Ein Polizist hatte Dienstgeheimnisse an die Presse verraten. Dafür verurteilte ihn das Mannheimer AG am Montag zu einer Geldstrafe von 7.200 Euro.

Der 59-Jährige hat vor zwei Jahren die Journalistin einer Boulevard-Zeitung über den Haftbefehl gegen eine parteilose Bundestagskandidatin informiert. Die Frau war wegen Betrugs verurteilt worden, weil sie eine Arztrechnung nicht bezahlt hatte. Die Journalistin vereinbarte ein Interview mit der Politikerin.
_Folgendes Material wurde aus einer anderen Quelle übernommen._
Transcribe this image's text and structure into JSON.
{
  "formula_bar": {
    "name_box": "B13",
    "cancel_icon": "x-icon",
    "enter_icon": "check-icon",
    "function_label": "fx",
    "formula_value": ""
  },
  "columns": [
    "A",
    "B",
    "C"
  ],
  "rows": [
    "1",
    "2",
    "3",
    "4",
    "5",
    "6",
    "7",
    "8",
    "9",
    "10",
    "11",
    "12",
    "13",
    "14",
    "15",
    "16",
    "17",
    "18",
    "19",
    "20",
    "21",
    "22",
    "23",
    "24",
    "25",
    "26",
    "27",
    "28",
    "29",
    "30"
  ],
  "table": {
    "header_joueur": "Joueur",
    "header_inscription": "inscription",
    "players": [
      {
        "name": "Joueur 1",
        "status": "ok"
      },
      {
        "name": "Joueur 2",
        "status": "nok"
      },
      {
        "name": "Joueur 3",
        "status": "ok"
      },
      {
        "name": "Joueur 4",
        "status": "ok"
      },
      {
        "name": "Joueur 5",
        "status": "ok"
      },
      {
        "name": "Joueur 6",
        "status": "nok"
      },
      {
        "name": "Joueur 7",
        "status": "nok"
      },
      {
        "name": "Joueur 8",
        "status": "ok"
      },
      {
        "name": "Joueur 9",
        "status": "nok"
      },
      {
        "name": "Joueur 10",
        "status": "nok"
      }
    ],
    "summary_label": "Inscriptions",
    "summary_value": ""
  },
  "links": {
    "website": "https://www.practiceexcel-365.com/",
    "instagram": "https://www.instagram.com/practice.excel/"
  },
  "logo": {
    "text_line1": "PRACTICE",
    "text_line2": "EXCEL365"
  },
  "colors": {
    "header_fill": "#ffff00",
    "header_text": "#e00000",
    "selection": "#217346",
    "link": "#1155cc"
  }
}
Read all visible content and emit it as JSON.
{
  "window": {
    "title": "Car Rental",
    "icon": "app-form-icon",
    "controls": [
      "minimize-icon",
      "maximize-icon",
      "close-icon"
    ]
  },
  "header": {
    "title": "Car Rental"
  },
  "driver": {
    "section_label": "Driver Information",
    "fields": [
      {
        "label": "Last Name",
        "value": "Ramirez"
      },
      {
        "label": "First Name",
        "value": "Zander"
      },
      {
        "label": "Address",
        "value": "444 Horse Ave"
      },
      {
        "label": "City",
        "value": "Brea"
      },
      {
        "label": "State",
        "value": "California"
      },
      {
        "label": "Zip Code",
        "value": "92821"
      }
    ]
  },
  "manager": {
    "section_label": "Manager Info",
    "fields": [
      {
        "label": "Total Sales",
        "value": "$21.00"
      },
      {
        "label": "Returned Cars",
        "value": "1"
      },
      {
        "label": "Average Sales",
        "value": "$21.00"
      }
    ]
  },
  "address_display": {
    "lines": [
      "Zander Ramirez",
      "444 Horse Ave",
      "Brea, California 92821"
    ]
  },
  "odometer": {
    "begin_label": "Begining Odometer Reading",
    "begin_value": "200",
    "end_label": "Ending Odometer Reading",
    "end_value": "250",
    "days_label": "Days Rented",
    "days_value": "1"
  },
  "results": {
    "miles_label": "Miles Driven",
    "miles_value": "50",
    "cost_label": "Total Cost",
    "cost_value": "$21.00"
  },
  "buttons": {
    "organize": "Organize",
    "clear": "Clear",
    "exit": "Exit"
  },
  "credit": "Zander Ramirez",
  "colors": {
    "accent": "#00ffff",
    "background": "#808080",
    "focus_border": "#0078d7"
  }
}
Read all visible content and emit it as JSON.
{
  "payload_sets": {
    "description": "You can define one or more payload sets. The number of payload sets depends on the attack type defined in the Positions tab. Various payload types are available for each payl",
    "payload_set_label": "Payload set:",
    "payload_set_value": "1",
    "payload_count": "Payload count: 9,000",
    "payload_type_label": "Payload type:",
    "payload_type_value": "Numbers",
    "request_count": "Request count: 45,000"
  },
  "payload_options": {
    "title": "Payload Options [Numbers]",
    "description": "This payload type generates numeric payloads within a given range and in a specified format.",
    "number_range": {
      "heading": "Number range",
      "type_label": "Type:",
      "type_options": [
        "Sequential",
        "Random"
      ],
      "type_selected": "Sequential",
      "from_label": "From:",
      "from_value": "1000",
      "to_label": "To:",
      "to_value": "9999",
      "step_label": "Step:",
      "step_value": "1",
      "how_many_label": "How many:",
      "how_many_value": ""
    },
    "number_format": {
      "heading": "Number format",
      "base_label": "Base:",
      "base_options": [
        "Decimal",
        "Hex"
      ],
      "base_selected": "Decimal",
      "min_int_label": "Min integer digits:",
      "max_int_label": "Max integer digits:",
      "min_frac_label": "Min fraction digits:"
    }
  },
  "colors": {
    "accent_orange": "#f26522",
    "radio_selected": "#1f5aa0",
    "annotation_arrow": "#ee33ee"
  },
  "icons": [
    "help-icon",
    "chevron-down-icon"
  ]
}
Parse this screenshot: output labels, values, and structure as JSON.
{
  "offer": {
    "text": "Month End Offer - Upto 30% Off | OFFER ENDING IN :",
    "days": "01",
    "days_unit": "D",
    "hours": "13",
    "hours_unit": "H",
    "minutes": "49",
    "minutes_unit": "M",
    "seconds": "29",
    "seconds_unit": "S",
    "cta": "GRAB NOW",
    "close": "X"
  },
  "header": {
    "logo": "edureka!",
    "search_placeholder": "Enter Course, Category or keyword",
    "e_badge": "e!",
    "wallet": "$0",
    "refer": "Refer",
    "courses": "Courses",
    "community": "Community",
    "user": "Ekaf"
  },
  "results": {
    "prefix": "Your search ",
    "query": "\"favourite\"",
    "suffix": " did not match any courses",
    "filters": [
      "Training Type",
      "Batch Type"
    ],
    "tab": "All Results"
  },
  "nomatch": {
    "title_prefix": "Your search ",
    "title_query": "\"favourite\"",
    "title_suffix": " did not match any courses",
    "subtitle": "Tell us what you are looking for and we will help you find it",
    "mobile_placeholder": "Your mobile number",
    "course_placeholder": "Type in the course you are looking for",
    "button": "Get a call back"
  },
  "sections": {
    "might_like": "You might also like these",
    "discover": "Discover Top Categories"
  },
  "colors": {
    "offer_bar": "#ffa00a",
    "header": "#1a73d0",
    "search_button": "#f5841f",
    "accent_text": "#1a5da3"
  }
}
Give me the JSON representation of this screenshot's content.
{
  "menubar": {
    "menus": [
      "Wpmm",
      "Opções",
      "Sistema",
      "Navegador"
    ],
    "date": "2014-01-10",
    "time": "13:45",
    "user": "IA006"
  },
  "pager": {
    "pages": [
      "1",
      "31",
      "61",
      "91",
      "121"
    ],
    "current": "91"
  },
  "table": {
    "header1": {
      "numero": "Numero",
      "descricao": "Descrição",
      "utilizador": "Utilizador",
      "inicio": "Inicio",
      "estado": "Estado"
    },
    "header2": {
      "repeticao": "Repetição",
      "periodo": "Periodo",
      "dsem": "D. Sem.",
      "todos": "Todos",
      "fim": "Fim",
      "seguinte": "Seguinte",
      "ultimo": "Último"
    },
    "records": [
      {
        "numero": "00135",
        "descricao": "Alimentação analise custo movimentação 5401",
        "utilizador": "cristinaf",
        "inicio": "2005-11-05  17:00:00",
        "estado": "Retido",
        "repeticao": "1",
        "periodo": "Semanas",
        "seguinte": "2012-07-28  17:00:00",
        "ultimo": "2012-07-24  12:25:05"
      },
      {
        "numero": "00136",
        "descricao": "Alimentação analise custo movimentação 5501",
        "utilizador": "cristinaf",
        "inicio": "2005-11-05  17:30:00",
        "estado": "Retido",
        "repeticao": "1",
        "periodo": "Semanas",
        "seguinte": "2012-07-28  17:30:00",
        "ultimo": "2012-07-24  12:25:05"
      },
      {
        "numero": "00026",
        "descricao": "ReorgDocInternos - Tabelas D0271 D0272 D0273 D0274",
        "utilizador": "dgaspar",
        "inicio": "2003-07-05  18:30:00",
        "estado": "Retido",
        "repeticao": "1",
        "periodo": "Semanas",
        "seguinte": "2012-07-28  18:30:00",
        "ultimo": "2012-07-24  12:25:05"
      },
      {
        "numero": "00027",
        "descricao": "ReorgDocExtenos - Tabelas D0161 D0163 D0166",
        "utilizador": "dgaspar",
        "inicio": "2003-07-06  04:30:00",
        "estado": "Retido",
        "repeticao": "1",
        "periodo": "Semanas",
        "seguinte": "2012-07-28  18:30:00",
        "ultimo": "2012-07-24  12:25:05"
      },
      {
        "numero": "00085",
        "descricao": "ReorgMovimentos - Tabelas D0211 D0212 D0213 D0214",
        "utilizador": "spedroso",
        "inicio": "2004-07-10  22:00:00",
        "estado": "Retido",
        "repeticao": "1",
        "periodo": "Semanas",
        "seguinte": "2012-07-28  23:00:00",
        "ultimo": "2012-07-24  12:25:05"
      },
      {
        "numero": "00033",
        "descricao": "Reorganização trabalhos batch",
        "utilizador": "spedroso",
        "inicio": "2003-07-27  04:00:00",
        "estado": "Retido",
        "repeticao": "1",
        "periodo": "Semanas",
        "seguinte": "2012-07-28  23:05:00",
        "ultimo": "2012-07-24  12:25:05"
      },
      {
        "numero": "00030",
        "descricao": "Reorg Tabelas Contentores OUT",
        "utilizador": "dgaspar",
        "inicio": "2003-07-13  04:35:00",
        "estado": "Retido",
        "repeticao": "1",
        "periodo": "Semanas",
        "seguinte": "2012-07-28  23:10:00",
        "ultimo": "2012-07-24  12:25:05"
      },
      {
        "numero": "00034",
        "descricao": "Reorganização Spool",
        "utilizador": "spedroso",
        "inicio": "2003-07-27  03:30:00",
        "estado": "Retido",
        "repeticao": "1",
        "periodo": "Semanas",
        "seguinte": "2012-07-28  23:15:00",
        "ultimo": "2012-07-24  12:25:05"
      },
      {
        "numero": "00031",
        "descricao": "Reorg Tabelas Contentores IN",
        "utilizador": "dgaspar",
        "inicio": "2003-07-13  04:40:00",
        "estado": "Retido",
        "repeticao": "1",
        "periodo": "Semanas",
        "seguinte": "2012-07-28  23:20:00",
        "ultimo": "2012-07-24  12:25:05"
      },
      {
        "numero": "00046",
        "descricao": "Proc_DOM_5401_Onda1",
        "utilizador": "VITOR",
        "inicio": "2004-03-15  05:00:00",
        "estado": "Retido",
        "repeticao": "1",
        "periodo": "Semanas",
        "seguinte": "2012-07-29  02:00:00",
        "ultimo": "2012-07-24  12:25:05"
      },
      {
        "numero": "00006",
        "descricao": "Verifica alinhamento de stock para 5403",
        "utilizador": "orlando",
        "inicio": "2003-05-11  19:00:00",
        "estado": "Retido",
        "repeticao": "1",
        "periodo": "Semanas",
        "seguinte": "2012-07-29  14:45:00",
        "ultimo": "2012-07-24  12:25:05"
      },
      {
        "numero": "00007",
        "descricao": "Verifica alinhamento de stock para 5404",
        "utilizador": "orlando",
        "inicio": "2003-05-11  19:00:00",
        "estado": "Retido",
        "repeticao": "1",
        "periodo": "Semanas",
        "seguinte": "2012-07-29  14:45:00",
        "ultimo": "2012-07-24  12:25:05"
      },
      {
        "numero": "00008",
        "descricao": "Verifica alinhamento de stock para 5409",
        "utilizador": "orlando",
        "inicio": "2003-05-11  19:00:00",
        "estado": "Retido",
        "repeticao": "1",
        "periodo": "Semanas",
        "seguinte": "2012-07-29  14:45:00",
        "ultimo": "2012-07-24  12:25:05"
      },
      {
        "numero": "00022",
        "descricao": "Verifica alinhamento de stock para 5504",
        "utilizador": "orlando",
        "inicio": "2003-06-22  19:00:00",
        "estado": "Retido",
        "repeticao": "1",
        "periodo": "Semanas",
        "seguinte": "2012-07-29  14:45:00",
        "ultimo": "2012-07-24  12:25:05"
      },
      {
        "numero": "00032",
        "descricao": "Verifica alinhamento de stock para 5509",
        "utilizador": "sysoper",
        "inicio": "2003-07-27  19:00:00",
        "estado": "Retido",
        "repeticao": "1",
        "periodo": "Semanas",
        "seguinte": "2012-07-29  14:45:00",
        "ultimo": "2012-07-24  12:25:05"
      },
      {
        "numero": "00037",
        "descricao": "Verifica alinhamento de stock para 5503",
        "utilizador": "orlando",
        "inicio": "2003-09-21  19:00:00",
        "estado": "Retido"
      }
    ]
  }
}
Während des Termins wurde die Frau dann im Blitzlichtgewitter eines Redaktionsfotografen verhaftet. Das Zusammenspiel flog auf, weil der Fotograf später die Polizei informierte.

Die Staatsanwaltschaft hatte eine Geldstrafe von 11.200 Euro gefordert, die Verteidigung plädierte auf Freispruch.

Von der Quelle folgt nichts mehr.